I would like to import a csv data file, with its nodes and relationships onto Neo4j, using a python script.
I have 2 nodes with a few properties, and would like to establish a relationship between them.
By cypher commands on the browser (Chrome, up-to-date) it works fine; it's just super long (the file has 17M lines, I have to split it to do it in Chrome and it's still very long - hence the python import).
I'm cutting the csv file between header and "core" part as requested.
I'm calling the shell commands --import for both nodes and relationships, it works fine for nodes, but breaks for the relationships.
It tells me that the TYPE of the relationship is missing. But I have no idea what it should be, plus where to define it... And in the Neo4j documentation I didn't find a clear anwser about what are the relationship types. Is that different of the label?
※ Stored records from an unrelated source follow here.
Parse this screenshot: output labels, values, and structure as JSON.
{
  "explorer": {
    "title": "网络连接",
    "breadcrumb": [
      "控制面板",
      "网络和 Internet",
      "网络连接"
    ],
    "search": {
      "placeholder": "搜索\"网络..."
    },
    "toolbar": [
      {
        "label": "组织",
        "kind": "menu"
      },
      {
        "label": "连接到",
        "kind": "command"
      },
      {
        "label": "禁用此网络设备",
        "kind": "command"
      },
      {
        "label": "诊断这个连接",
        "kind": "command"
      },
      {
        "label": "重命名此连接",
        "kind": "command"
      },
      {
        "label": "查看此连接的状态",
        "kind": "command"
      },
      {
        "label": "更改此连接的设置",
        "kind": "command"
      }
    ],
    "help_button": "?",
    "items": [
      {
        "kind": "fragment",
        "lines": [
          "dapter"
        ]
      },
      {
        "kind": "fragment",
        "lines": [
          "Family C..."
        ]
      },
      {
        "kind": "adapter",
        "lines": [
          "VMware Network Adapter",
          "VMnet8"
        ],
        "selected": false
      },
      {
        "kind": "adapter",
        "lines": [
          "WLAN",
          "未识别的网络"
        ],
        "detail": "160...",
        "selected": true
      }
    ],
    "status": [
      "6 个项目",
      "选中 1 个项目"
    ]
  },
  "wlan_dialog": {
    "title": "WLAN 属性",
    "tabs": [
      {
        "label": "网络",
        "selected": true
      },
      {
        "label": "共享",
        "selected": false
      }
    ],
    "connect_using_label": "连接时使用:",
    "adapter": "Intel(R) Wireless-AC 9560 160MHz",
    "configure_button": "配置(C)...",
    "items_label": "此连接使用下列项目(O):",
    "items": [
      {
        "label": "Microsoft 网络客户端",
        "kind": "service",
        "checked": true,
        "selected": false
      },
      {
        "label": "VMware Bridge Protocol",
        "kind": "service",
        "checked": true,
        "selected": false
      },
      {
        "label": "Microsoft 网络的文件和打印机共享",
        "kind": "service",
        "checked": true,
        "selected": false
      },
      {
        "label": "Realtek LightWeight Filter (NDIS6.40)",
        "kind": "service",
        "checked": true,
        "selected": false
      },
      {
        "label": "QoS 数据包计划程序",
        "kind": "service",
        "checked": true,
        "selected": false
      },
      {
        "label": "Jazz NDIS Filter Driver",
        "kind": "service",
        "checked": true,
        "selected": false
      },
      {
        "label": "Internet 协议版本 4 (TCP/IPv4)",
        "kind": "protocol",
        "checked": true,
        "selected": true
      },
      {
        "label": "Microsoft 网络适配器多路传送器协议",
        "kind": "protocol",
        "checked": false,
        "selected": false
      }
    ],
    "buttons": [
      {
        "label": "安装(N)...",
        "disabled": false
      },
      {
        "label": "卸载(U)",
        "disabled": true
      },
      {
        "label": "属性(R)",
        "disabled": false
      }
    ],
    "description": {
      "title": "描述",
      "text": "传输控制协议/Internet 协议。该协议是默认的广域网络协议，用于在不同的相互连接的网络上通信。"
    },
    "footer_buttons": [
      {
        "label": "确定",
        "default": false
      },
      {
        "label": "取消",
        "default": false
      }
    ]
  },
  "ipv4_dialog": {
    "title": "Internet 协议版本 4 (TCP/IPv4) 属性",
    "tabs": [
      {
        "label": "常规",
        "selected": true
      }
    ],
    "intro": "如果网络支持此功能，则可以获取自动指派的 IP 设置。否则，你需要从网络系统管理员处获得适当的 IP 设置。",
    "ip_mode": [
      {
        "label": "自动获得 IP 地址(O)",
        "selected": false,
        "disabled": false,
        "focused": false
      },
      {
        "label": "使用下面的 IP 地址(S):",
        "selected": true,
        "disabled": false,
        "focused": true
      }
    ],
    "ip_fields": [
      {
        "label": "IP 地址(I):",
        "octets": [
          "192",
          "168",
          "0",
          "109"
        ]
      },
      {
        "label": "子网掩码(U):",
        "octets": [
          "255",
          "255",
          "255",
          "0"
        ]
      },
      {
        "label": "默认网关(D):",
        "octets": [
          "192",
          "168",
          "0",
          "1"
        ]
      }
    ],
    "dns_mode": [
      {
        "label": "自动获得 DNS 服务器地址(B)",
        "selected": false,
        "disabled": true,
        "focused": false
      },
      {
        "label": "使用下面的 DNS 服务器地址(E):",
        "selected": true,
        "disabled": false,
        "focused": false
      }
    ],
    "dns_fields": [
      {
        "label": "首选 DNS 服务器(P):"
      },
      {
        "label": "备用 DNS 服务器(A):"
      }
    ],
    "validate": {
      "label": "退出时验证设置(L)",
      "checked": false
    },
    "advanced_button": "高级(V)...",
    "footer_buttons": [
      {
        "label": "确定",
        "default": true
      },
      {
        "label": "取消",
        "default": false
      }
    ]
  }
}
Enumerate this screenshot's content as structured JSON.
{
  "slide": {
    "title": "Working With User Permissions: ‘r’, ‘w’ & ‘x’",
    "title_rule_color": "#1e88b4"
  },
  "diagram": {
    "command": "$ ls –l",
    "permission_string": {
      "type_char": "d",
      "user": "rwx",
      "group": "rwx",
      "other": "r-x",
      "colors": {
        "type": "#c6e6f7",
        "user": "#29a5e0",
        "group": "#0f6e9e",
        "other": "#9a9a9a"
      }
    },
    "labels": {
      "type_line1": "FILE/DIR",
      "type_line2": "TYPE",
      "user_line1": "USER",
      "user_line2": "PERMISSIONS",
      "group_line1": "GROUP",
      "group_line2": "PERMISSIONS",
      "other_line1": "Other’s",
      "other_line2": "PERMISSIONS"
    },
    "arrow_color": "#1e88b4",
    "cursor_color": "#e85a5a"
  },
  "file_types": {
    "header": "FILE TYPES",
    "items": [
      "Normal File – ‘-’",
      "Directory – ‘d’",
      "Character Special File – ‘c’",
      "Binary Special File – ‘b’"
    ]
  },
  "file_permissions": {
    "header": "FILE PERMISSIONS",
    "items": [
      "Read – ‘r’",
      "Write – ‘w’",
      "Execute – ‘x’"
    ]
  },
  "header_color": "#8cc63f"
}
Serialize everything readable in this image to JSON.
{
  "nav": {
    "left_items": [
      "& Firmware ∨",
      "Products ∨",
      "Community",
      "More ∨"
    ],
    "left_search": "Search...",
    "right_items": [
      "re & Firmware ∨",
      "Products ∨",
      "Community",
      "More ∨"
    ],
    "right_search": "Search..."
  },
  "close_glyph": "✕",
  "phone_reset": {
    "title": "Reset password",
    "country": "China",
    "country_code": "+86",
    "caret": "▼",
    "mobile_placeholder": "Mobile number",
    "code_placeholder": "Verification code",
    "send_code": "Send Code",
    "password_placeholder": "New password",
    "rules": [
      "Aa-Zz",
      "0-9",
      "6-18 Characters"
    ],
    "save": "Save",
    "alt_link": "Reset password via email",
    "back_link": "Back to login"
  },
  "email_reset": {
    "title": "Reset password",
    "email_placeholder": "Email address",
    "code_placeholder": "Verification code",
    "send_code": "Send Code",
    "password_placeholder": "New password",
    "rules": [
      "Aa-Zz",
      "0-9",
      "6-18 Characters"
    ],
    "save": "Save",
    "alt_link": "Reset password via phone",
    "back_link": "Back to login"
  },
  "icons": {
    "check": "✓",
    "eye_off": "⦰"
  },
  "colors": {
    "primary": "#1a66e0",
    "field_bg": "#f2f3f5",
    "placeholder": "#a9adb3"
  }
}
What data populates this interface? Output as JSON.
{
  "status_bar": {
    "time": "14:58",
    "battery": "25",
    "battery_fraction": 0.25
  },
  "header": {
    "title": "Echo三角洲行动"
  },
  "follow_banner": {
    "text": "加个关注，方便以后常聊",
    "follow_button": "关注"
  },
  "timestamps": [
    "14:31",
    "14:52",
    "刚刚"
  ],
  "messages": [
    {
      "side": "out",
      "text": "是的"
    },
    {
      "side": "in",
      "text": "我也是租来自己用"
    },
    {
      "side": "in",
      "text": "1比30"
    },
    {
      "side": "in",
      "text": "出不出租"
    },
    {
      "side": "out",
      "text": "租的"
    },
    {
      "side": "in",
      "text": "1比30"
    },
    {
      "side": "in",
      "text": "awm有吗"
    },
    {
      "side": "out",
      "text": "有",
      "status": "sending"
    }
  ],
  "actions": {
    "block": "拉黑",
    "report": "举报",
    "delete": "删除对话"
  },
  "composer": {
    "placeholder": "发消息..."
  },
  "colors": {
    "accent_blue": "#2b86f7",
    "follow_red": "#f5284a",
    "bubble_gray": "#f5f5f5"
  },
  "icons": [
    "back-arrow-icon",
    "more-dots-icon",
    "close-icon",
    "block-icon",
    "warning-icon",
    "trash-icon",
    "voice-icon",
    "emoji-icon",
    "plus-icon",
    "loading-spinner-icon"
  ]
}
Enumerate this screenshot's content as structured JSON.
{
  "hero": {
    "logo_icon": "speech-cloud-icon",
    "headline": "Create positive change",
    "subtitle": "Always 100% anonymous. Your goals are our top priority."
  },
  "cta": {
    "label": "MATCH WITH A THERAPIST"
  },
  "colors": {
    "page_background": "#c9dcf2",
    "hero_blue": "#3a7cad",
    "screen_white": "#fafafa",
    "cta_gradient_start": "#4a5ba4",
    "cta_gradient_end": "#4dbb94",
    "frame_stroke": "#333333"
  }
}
Here is the part of my code where I define the relationship between my 2 nodes:

test_rel = node1[node2['common_variable'] != 'NaN']
test_rel['Label'] = 'CREATES'
#write data
test_rel.to_csv(export_path+'/test_rel.csv',index=False, header=False)
#write header
with open(export_path+'/test_rel-header.csv','w',newline='') as f:
    writer=csv.writer(f)
    writer.writerow([':START_ID','common_variable',':END_ID', ':TYPE'])

And the error I get:
original error: start:B010 (global id space) type:null end:CREATES (global id space) is missing TYPE field

Any idea? I can provide a lot more details if needed, but I don't really know what would be relevant for you guys.

Thank you!
Arnaud


(12kunal34) #2

could you please share your Csv's header and let us know that what properties you want to have for both nodes .?
and i think you can do it directly in python , you have to create connection with neo4j using python and after that just pass your query in script ,
it would work like charm.


(Arnaudubreuil) #3

Hello,

Thank you for your answer.
My CSV header is
:START_ID,common_variable,:END_ID,:TYPE
The properties for node1 would be prop1, common_variable, prop2
And for node2 it'd be common_variable, prop3.

I already set up a connection with neo4j with python, it works fine to connect, but I don't see the advantages or just running the queries directly in python, compared to run them in the browser. It should be as slow as in the browser, right?
The point here is to extract and load the csv files much faster (and later in an automated way), by cutting the header and corpse and defining nodes properties and relationships in python. Does that make sense?

Thanks!


(Michael Hunger) #4

You can basically feed a list of pair to your cypher statement e.g. batches of 10k pairs

and then use in cypher

UNWIND $rows AS row
MATCH (a:Label),(b:Label2) where a.id = row.from, b.id = row.to
MERGE (a)-[:REL]->(b)

see:


(Michael Hunger) #5

neo4j-import is an offline bulk loader
so it creates a new database from your CSV files.

See: https://neo4j.com/docs/operations-manual/current/tutorial/import-tool/


(Arnaudubreuil) #6

Thank you for your answers Michael.

But additionnal to create a new database with the neo4j-import command, my script is performing some cleansing on my data (which is not really clean), so I would like to do everything in this script.
The python import of the whole 17M lines file is working fine and is pretty quick (a few minutes at worst). My problem is when I try to define the relationships between nodes created from this file.


(Michael Hunger) #7

Do you mean manually create via cypher?

There are some ways of speeding it up, depending on what exactly you need.

Did you try my statement?
If you need to create a lot of data, you send smaller batches (10k-100k) from python.

I guess you have already indexes/constraints on your key fields that you look up the nodes with?

There is one extra trick by using apoc.map.groupBy to create an in-memory cache.


MATCH (n:Label)
WITH apoc.map.groupBy(collect(n),"id") as cache1
MATCH (m:Label2) 
WITH cache1, apoc.map.groupBy(collect(m),"id") as cache2
UNWIND $rows AS row
WITH cache1[row.from] AS a, cache2[row.to] as b
MERGE (a)-[:REL]->(b)

(Michael Hunger) #8

Oh and there is apoc.import.csv which can read the neo4j-import files directly into a live database.